2. Did you ever need to use more opioids to get the same high as when you first started using opioids?
3. Did the idea of missing a fix (or dose) ever make you anxious or worried?
4. In the morning, did you ever use opioids to keep from feeing "dope sick" or did you ever feel "dope sick"?
5. Did you ever worry about your use of opioids?
6. Did you ever find it difficult to stop or not use opioids?
7. Did you ever need to spend a lot of time/energy on finding opioids or recover from feeling high?
8. Did you ever miss important things like doctor's appointments, family/friend activities, or other things because of opioids?
Scoring instructions: Add the number of "yes" responses for Questions 2 to 8. If the total answer is ≥3, the RODS screen is positive.

Adapted from Wickersham, J. A., Azar, M. M., Cannon, C. M., Altice, F. L., & Springer, S. A. Validation of a brief measure of opioid dependence: The Rapid Opioid Dependence Screen (RODS). Journal of Correctional Health Care, 21(1):12-26.

Drug Testing

  • Drug testing during assessment and treatment should be conducted in alignment with the NADCP Adult Drug Court Best Practice Standards, Volume II and national clinical standards as found in The ASAM National Practice Guideline for the Treatment of OUD, 2020 Focused Update.
  • Drug testing can be used in conjunction with participant self-report and should never be relied upon as the sole means for assessing substance use. Definitive testing should always be used when the results will help with clinical or treatment court decision-making.
  • Positive testing alone should rarely result in detention or other stringent sanctions for participants with moderate to severe OUD who are otherwise substantially complying with court and treatment requirements (e.g., attending treatment sessions and court hearings and reporting for drug testing).
  • An effective response to recurrence does not require punishment or reduction of privileges, but instead requires reassessment of the treatment plan. This may include incorporation of motivation enhancement approaches, functional analysis of the recurrence, or other therapeutic adjustments, including changes to the dose or type of medications for OUD treatment.
  • ASAM has published guidelines outlining best practices for drug testing in addiction settings entitled The ASAM Appropriate Use of Drug Testing in Clinical Addiction Medicine.

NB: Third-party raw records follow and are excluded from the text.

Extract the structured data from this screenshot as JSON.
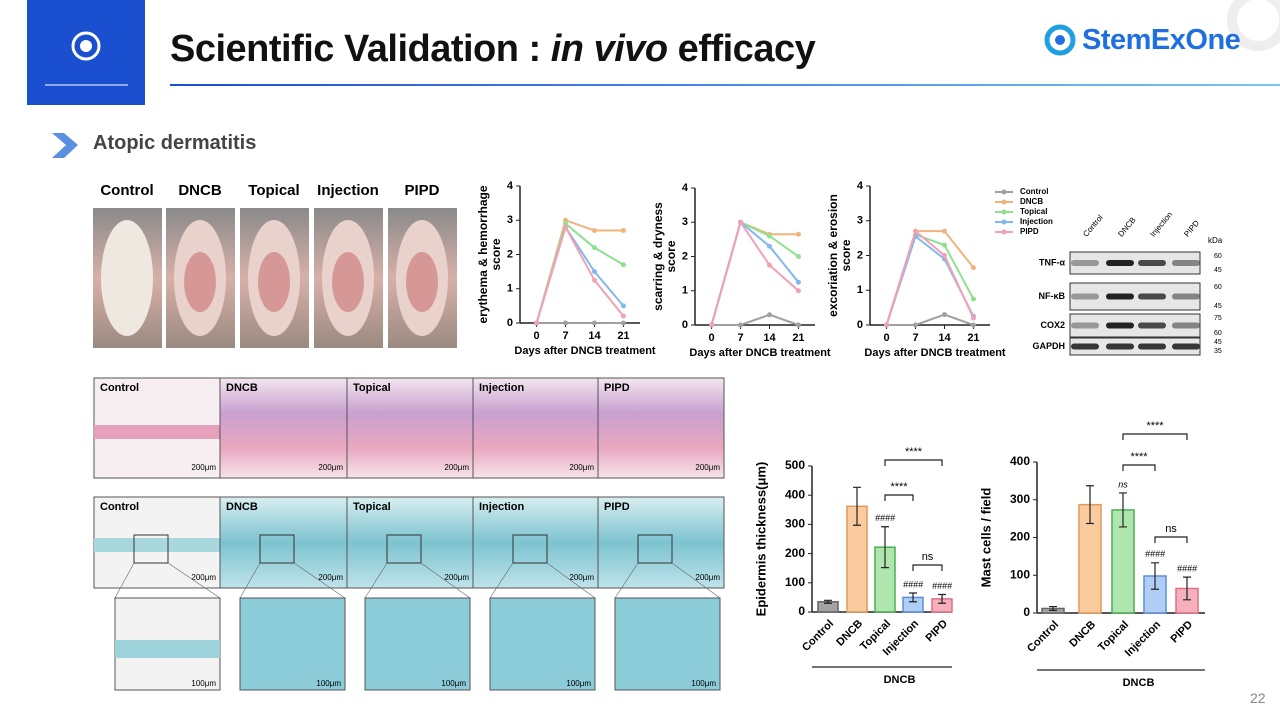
{
  "header": {
    "title": "Scientific Validation : ",
    "title_italic": "in vivo",
    "title_end": " efficacy",
    "logo": "StemExOne"
  },
  "section": "Atopic dermatitis",
  "groups": [
    "Control",
    "DNCB",
    "Topical",
    "Injection",
    "PIPD"
  ],
  "chart_data": [
    {
      "type": "line",
      "ylabel": [
        "erythema & hemorrhage",
        "score"
      ],
      "xlabel": "Days after DNCB treatment",
      "x": [
        0,
        7,
        14,
        21
      ],
      "xlim": [
        -4,
        25
      ],
      "xticks": [
        0,
        7,
        14,
        21
      ],
      "ylim": [
        0,
        4
      ],
      "yticks": [
        0,
        1,
        2,
        3,
        4
      ],
      "series": [
        {
          "color": "#a0a0a0",
          "values": [
            0,
            0,
            0,
            0
          ]
        },
        {
          "color": "#f2b47c",
          "values": [
            0,
            3,
            2.7,
            2.7
          ]
        },
        {
          "color": "#8fe08f",
          "values": [
            0,
            2.9,
            2.2,
            1.7
          ]
        },
        {
          "color": "#82b8f0",
          "values": [
            0,
            2.8,
            1.5,
            0.5
          ]
        },
        {
          "color": "#f4a0b4",
          "values": [
            0,
            2.8,
            1.25,
            0.2
          ]
        }
      ]
    },
    {
      "type": "line",
      "ylabel": [
        "scarring & dryness",
        "score"
      ],
      "xlabel": "Days after DNCB treatment",
      "x": [
        0,
        7,
        14,
        21
      ],
      "xlim": [
        -4,
        25
      ],
      "xticks": [
        0,
        7,
        14,
        21
      ],
      "ylim": [
        0,
        4
      ],
      "yticks": [
        0,
        1,
        2,
        3,
        4
      ],
      "series": [
        {
          "color": "#a0a0a0",
          "values": [
            0,
            0,
            0.3,
            0
          ]
        },
        {
          "color": "#f2b47c",
          "values": [
            0,
            3,
            2.65,
            2.65
          ]
        },
        {
          "color": "#8fe08f",
          "values": [
            0,
            3,
            2.6,
            2.0
          ]
        },
        {
          "color": "#82b8f0",
          "values": [
            0,
            3,
            2.3,
            1.25
          ]
        },
        {
          "color": "#f4a0b4",
          "values": [
            0,
            3,
            1.75,
            1.0
          ]
        }
      ]
    },
    {
      "type": "line",
      "ylabel": [
        "excoriation & erosion",
        "score"
      ],
      "xlabel": "Days after DNCB treatment",
      "x": [
        0,
        7,
        14,
        21
      ],
      "xlim": [
        -4,
        25
      ],
      "xticks": [
        0,
        7,
        14,
        21
      ],
      "ylim": [
        0,
        4
      ],
      "yticks": [
        0,
        1,
        2,
        3,
        4
      ],
      "series": [
        {
          "name": "Control",
          "color": "#a0a0a0",
          "values": [
            0,
            0,
            0.3,
            0
          ]
        },
        {
          "name": "DNCB",
          "color": "#f2b47c",
          "values": [
            0,
            2.7,
            2.7,
            1.65
          ]
        },
        {
          "name": "Topical",
          "color": "#8fe08f",
          "values": [
            0,
            2.6,
            2.3,
            0.75
          ]
        },
        {
          "name": "Injection",
          "color": "#82b8f0",
          "values": [
            0,
            2.55,
            1.9,
            0.25
          ]
        },
        {
          "name": "PIPD",
          "color": "#f4a0b4",
          "values": [
            0,
            2.7,
            2.0,
            0.2
          ]
        }
      ]
    },
    {
      "type": "bar",
      "ylabel": "Epidermis thickness(μm)",
      "categories": [
        "Control",
        "DNCB",
        "Topical",
        "Injection",
        "PIPD"
      ],
      "values": [
        35,
        362,
        222,
        50,
        45
      ],
      "errors": [
        5,
        65,
        70,
        15,
        15
      ],
      "colors": [
        "#a3a3a3",
        "#fbcba0",
        "#aee6ae",
        "#b0cdf5",
        "#f6b0bc"
      ],
      "edge_colors": [
        "#666666",
        "#e09a5a",
        "#4caf50",
        "#5b8fd6",
        "#e07088"
      ],
      "ylim": [
        0,
        500
      ],
      "yticks": [
        0,
        100,
        200,
        300,
        400,
        500
      ],
      "group_label": "DNCB",
      "sig_labels": [
        null,
        null,
        "####",
        "####",
        "####"
      ],
      "comparisons": [
        {
          "between": [
            2,
            4
          ],
          "label": "****"
        },
        {
          "between": [
            2,
            3
          ],
          "label": "****"
        },
        {
          "between": [
            3,
            4
          ],
          "label": "ns"
        }
      ]
    },
    {
      "type": "bar",
      "ylabel": "Mast cells / field",
      "categories": [
        "Control",
        "DNCB",
        "Topical",
        "Injection",
        "PIPD"
      ],
      "values": [
        12,
        287,
        273,
        98,
        65
      ],
      "errors": [
        5,
        50,
        45,
        35,
        30
      ],
      "colors": [
        "#a3a3a3",
        "#fbcba0",
        "#aee6ae",
        "#b0cdf5",
        "#f6b0bc"
      ],
      "edge_colors": [
        "#666666",
        "#e09a5a",
        "#4caf50",
        "#5b8fd6",
        "#e07088"
      ],
      "ylim": [
        0,
        400
      ],
      "yticks": [
        0,
        100,
        200,
        300,
        400
      ],
      "group_label": "DNCB",
      "sig_labels": [
        null,
        null,
        "ns",
        "####",
        "####"
      ],
      "comparisons": [
        {
          "between": [
            2,
            4
          ],
          "label": "****"
        },
        {
          "between": [
            2,
            3
          ],
          "label": "****"
        },
        {
          "between": [
            3,
            4
          ],
          "label": "ns"
        }
      ]
    }
  ],
  "blot": {
    "lanes": [
      "Control",
      "DNCB",
      "Injection",
      "PIPD"
    ],
    "unit": "kDa",
    "rows": [
      {
        "label": "TNF-α",
        "markers": [
          "60",
          "45"
        ]
      },
      {
        "label": "NF-κB",
        "markers": [
          "60",
          "45"
        ]
      },
      {
        "label": "COX2",
        "markers": [
          "75",
          "60"
        ]
      },
      {
        "label": "GAPDH",
        "markers": [
          "45",
          "35"
        ]
      }
    ]
  },
  "histology": {
    "scale_large": "200μm",
    "scale_small": "100μm"
  },
  "page_number": "22"
}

Connecting Participants to an Appropriate Medication for OUD

  • All persons in the court or other settings can assist the participant in gaining access to medications for OUD: judges, law enforcement officers, probation officers, counselors, etc.
  • The courts should not determine which medications are available to a participant, nor should they attempt to help participants make decisions regarding medications for OUD. These are medical decisions.
  • Counselors collaborate in shared decision making between the prescribing clinician and participant to choose from appropriate and available treatment options. Potential benefits and risks for each available option should be discussed.
  • Prescribing clinicians consider the participant's current symptoms and co-occurring illnesses as well as their preferences, past treatment history, and setting when deciding between the use of methadone, buprenorphine, and extended-release naltrexone for OUD.
  • Peer support workers have been found to be helpful in the process to coordinate and bring criminal justice–involved persons to their appointments. Using such workers lowers the barrier to treatment.